Segunda-feira, 12 de junho de 2023 - 12h49

Na última
semana, o Prefeito Flori Cordeiro, recebeu a visita da pioneira de Vilhena,
Maria José Rabelo Almeida, hoje com 82 anos, sendo a segunda mulher a pisar em
solo vilhenense, vivendo pouco mais de cinco anos na década de 1960.

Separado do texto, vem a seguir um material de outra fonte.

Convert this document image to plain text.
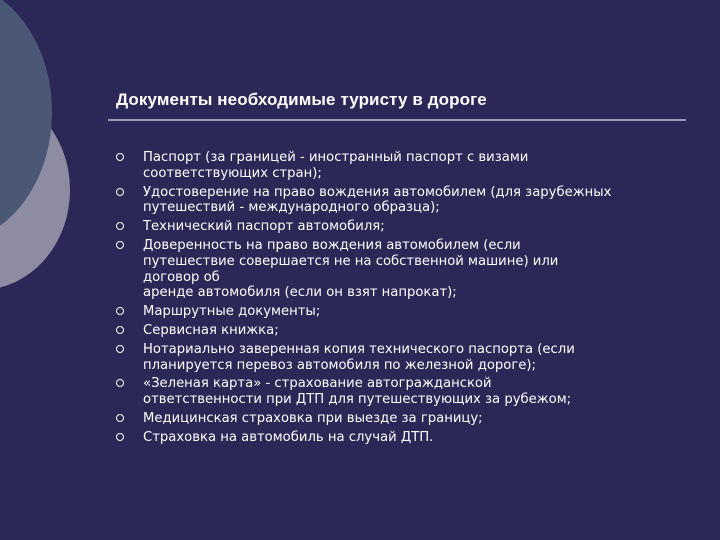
Документы необходимые туристу в дороге
Паспорт (за границей - иностранный паспорт с визами
соответствующих стран);
Удостоверение на право вождения автомобилем (для зарубежных
путешествий - международного образца);
Технический паспорт автомобиля;
Доверенность на право вождения автомобилем (если
путешествие совершается не на собственной машине) или
договор об
аренде автомобиля (если он взят напрокат);
Маршрутные документы;
Сервисная книжка;
Нотариально заверенная копия технического паспорта (если
планируется перевоз автомобиля по железной дороге);
«Зеленая карта» - страхование автогражданской
ответственности при ДТП для путешествующих за рубежом;
Медицинская страховка при выезде за границу;
Страховка на автомобиль на случай ДТП.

Experiências da época foram relatadas, e durante os dias presentes na cidade, a
Fundação Cultural a levou acompanhada de sua filha para reconhecer os pontos
que se mantêm intactos daquela época até então.
Maria José,
que hoje mora em Governador Valadares – MG, veio até Vilhena para relembrar
momentos de sua vida, e durante sua passagem na Prefeitura, contou ao prefeito
Flori Cordeiro, ao secretário de Turismo Indústria e Comércio, Dirceu Hoffmann
e ao presidente da Fundação Cultural, Eliton Costa, momentos da sua passagem no
município.
A pioneira se
instalou em Vilhena em 1963, anos depois de seu marido, o topógrafo Hesly de
Almeida e Silva, hoje falecido, que veio a trabalho por meio do extinto
Departamento Nacional de Estradas de Rodagem (DNER), em 1960, acompanhado de
uma equipe de engenheiros, que tinha o objetivo de abrir a mata, para instalar
os acampamentos, marcar parte da Rodovia Brasília/Acre, no trecho entre Vilhena
a Pimenta Bueno e fazer daquelas terras a cidade que hoje é Vilhena.
Em relatos,
Maria aponta que foi a segunda mulher de fora a chegar a Vilhena, sendo que a
primeira foi uma outra Maria, cuiabana, que trabalhava como cozinheira no
acampamento do DNER.
“O que temos
aqui, é algo especial, fomos presenteados com estes maravilhosos relatos da
dona Maria, uma guerreira que participou dos primeiros momentos da cidade em
que vivemos. São histórias lindas, da época da desbravação, que devemos nos
recordar com muito orgulho. Eu fico lisonjeado em poder ouvir as grandes
histórias contadas aqui”, aponta o prefeito.
Durante os
dias que esteve na cidade, o presidente da FCV, acompanhou Maria e a sua filha
Jane Rabelo, a conhecer os pontos onde viveram numa época em que ainda nem
existia o espaço da cidade, como hoje é conhecida. Jane aponta que a visita foi
de muita emoção para ela, e principalmente para sua mãe, ao passar por locais
onde a pioneira viveu, como o igarapé Pires de Sá, na região onde havia o
acampamento do DNER, local este que permanece da mesma forma nos dias atuais.
Maria, seu
marido, e as duas filhas do casal, que não nasceram nestes solos, devido à
falta de estrutura na época, viveram na região até meados de 1968, quando após
conflitos indígenas com os desbravadores da época, optaram por voltar para a
cidade em que viviam anteriormente, Paracatu – MG.